2. Employment agreement
If you are hiring employees, you should have a written employment agreement with each of your employees. If you don’t, you risk the following:
- A significant severance claim. In an employment agreement, it is typical for an employer to ask an employee to agree to accept severance only as provided by the Employment Standards Act, which is one week for every year of service to the company (after year one), to a maximum of eight weeks. Without an employment agreement, the employee is entitled to demand common law severance, and the old rule of thumb for common law severance was one month for every year of service. While the equation is now more complicated than that – a court will look at length of service, age of employee, character of employment, and the job market, among other things – the benchmark for common law severance remains significantly higher than the severance entitlement under the Employment Standards Act. An employee with ten years of service could still realistically expect ten months severance under the common law.

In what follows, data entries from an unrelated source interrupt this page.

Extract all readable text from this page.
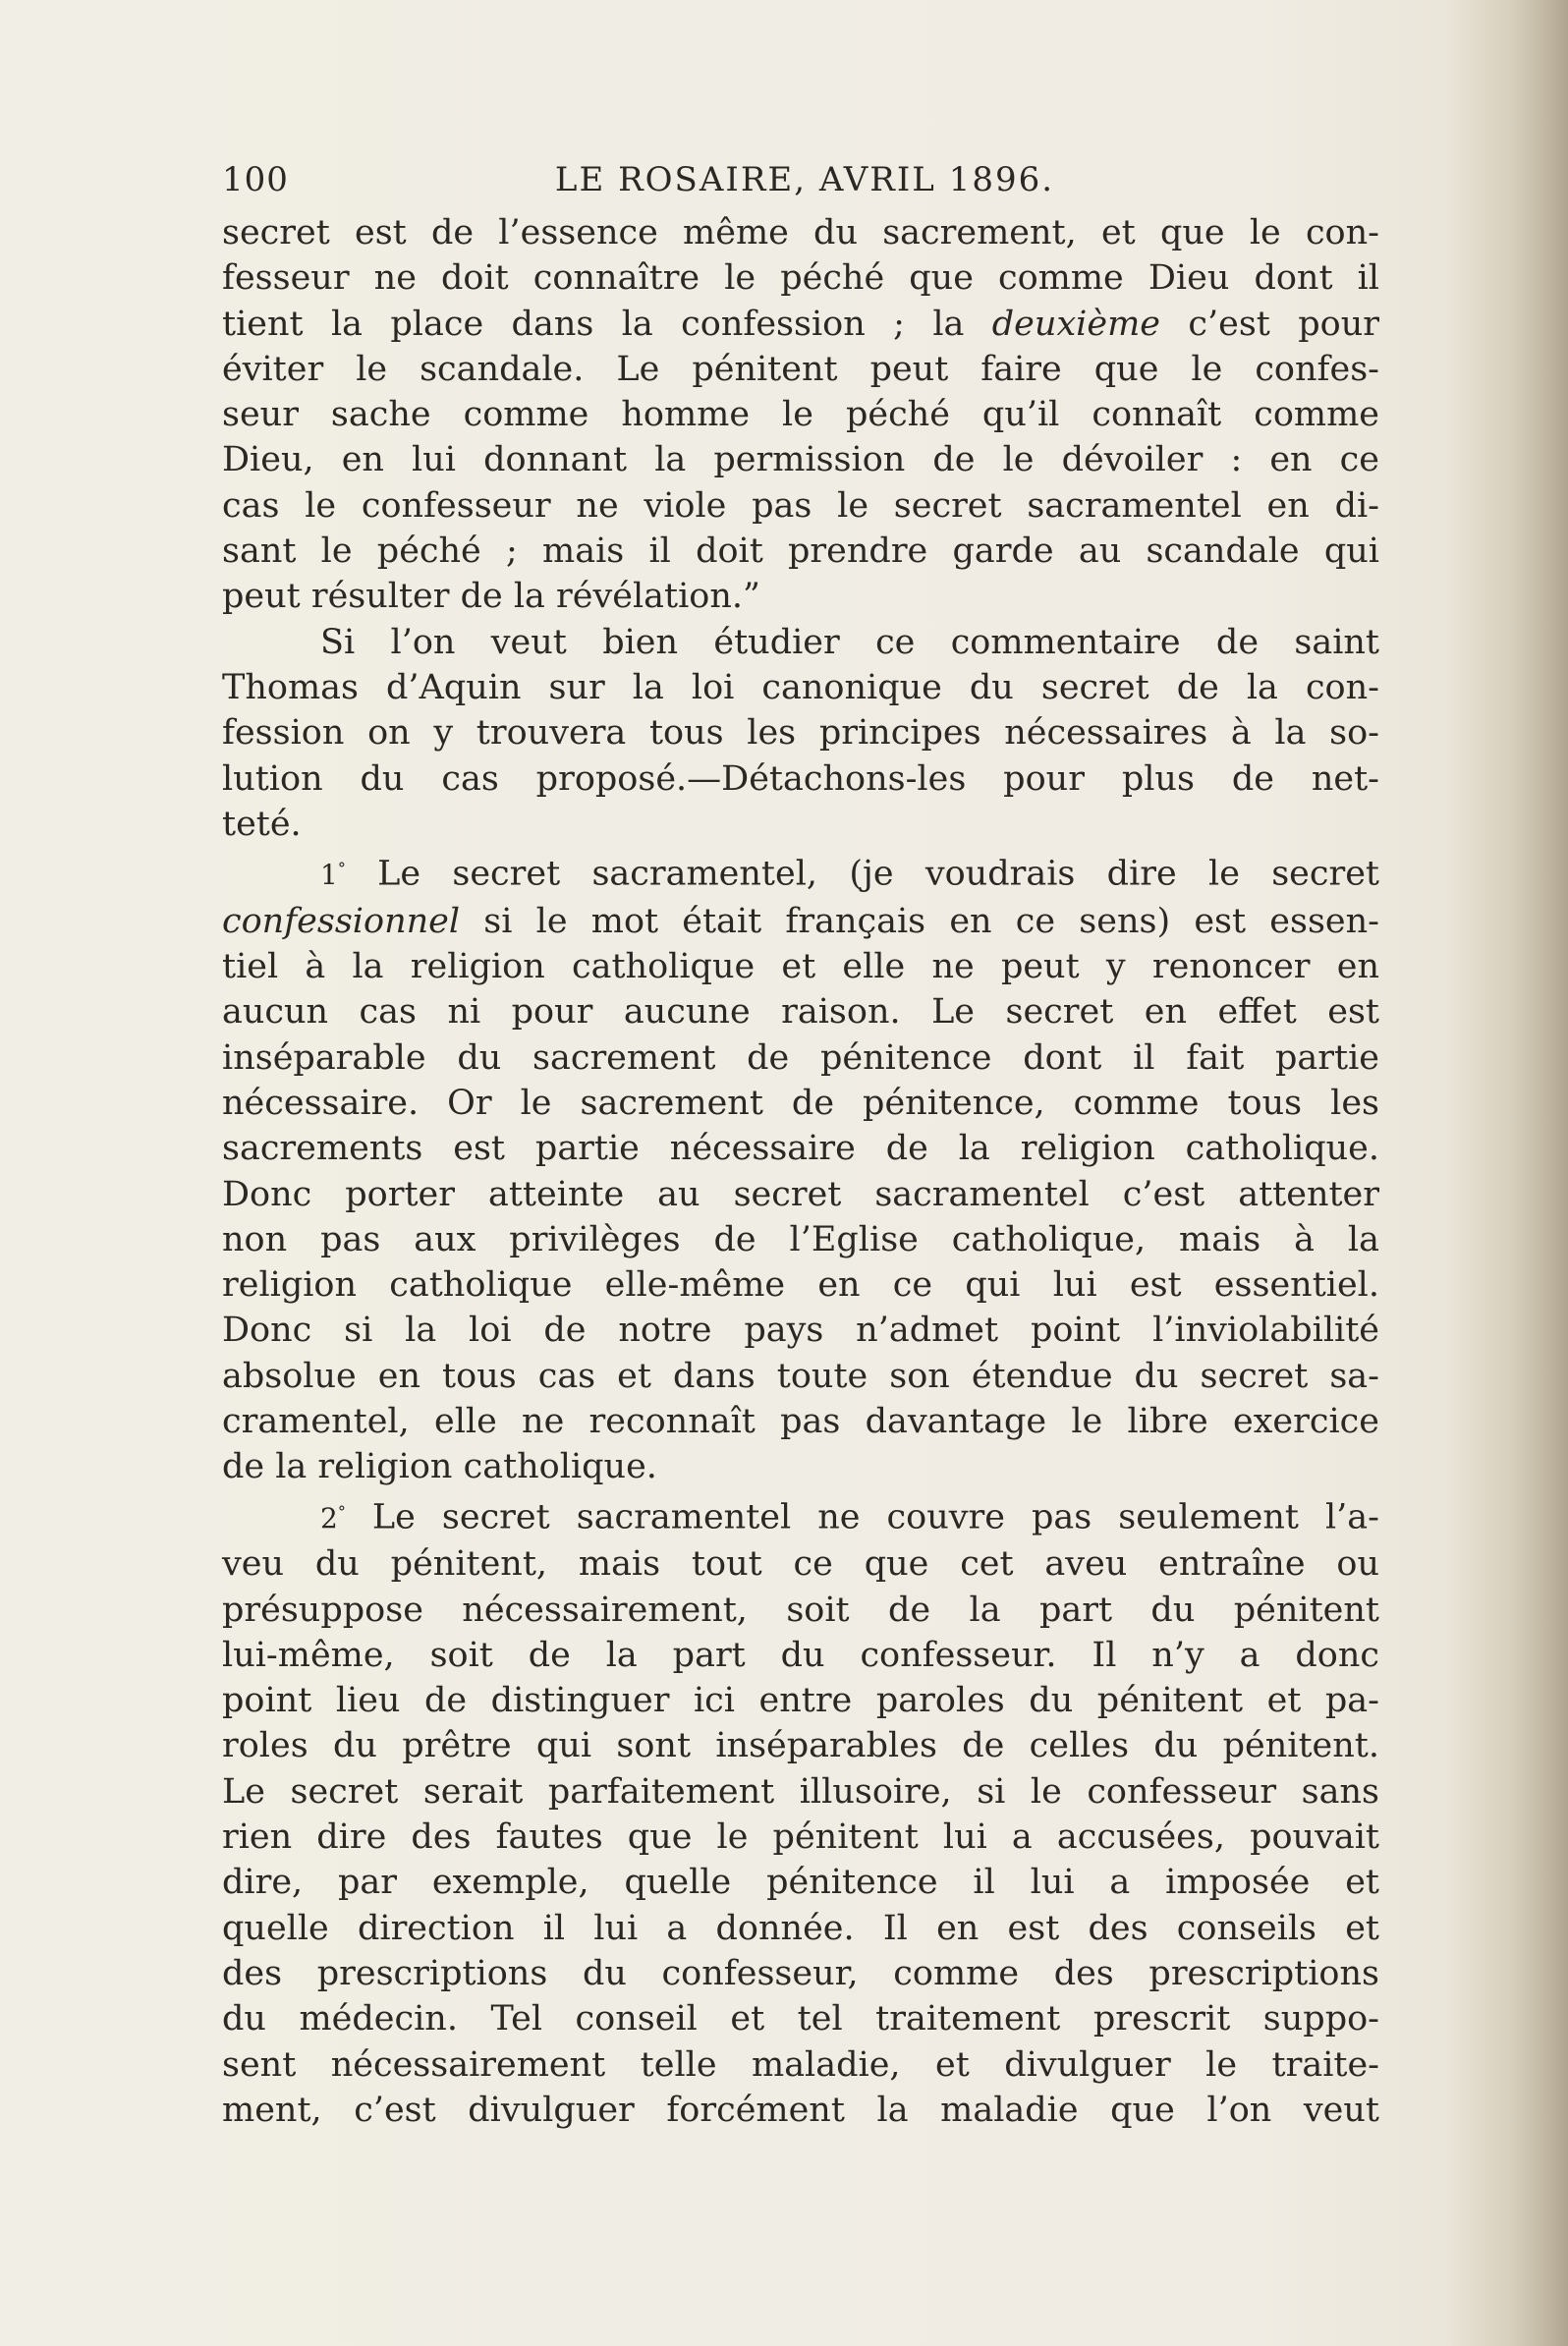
100	LE ROSAIRE, AVRIL 1896.
secret est de l’essence même du sacrement, et que le con-
fesseur ne doit connaître le péché que comme Dieu dont il
tient la place dans la confession ; la deuxième c’est pour
éviter le scandale. Le pénitent peut faire que le confes-
seur sache comme homme le péché qu’il connaît comme
Dieu, en lui donnant la permission de le dévoiler : en ce
cas le confesseur ne viole pas le secret sacramentel en di-
sant le péché ; mais il doit prendre garde au scandale qui
peut résulter de la révélation.”
Si l’on veut bien étudier ce commentaire de saint
Thomas d’Aquin sur la loi canonique du secret de la con-
fession on y trouvera tous les principes nécessaires à la so-
lution du cas proposé.—Détachons-les pour plus de net-
teté.
1° Le secret sacramentel, (je voudrais dire le secret
confessionnel si le mot était français en ce sens) est essen-
tiel à la religion catholique et elle ne peut y renoncer en
aucun cas ni pour aucune raison. Le secret en effet est
inséparable du sacrement de pénitence dont il fait partie
nécessaire. Or le sacrement de pénitence, comme tous les
sacrements est partie nécessaire de la religion catholique.
Donc porter atteinte au secret sacramentel c’est attenter
non pas aux privilèges de l’Eglise catholique, mais à la
religion catholique elle-même en ce qui lui est essentiel.
Donc si la loi de notre pays n’admet point l’inviolabilité
absolue en tous cas et dans toute son étendue du secret sa-
cramentel, elle ne reconnaît pas davantage le libre exercice
de la religion catholique.
2° Le secret sacramentel ne couvre pas seulement l’a-
veu du pénitent, mais tout ce que cet aveu entraîne ou
présuppose nécessairement, soit de la part du pénitent
lui-même, soit de la part du confesseur. Il n’y a donc
point lieu de distinguer ici entre paroles du pénitent et pa-
roles du prêtre qui sont inséparables de celles du pénitent.
Le secret serait parfaitement illusoire, si le confesseur sans
rien dire des fautes que le pénitent lui a accusées, pouvait
dire, par exemple, quelle pénitence il lui a imposée et
quelle direction il lui a donnée. Il en est des conseils et
des prescriptions du confesseur, comme des prescriptions
du médecin. Tel conseil et tel traitement prescrit suppo-
sent nécessairement telle maladie, et divulguer le traite-
ment, c’est divulguer forcément la maladie que l’on veut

- Loss of intellectual property. You may think that whatever your employees invent or design or make while they work for you is automatically the property of your company. However, the law does not presume that an employer owns the intellectual property developed by its employees. To retain ownership rights over intellectual property generated by an employee, employers must have a written agreement from the employee that intellectual property developed while working at the company is the company’s property. Without such an agreement, if your company develops intellectual property, it may have difficulty selling it later or face unfair competition from a former employee.
- Solicitation of your employees and clients by ex-employees. A non-solicitation clause in an employment agreement creates a contractual obligation of an employee not to solicit your employees or clients for a given period of time after that employee leaves the company. This can help prevent not only the loss of those clients and employees, but also prevent unfair competition by former employees.
- Disclosure of your confidential information and trade secrets. A confidentiality clause in an employment agreement not only helps set expectations with employees, but also gives you a remedy if an employee leaks important company information.
3. Independent contractor agreement
Similar considerations apply for independent contractors, so it is important to have a written contract with your independent contractors as well. Another thing to keep in mind with contractors is, are you sure they are really contractors? It is not enough to call someone a contractor and pay them that way if the relationship is structured more as an employment relationship. For example, a person who puts in a regular shift at your office under your guidance is very likely an employee, even if you pay them as a contractor. The line between a contractor and an employee can be blurry – the important considerations are the level of control, the ownership of tools, the chance of profit for efficient work and risk of loss for inefficient work. However, every case is different and legal guidance is important. The penalties for getting it wrong can be stiff – CRA can assess for unpaid remittances (CPP, EI, income tax, etc.) while the person you thought was a contractor can sue for employment benefits (severance, vacation pay, etc.).
4. Non-disclosure agreement
If you plan on entering into major contracts or trying to attract investors, you should have a non-disclosure agreement ready to go. An “NDA” imposes confidentiality obligations on the other party, compels them to return information after the deal has been negotiated, delete all electronic data, destroy all copies, and obligate their advisors to observe the same conditions. Failure to do so results in significant liability. As a result, an NDA gives you some comfort that the other side will take precautions to protect your confidential information and use it only for the purpose of performing due diligence on your company.
Having these agreements in force creates value for your company, sets the right tone and gives you peace of mind, while preventing significant exposure and expense for your company down the road.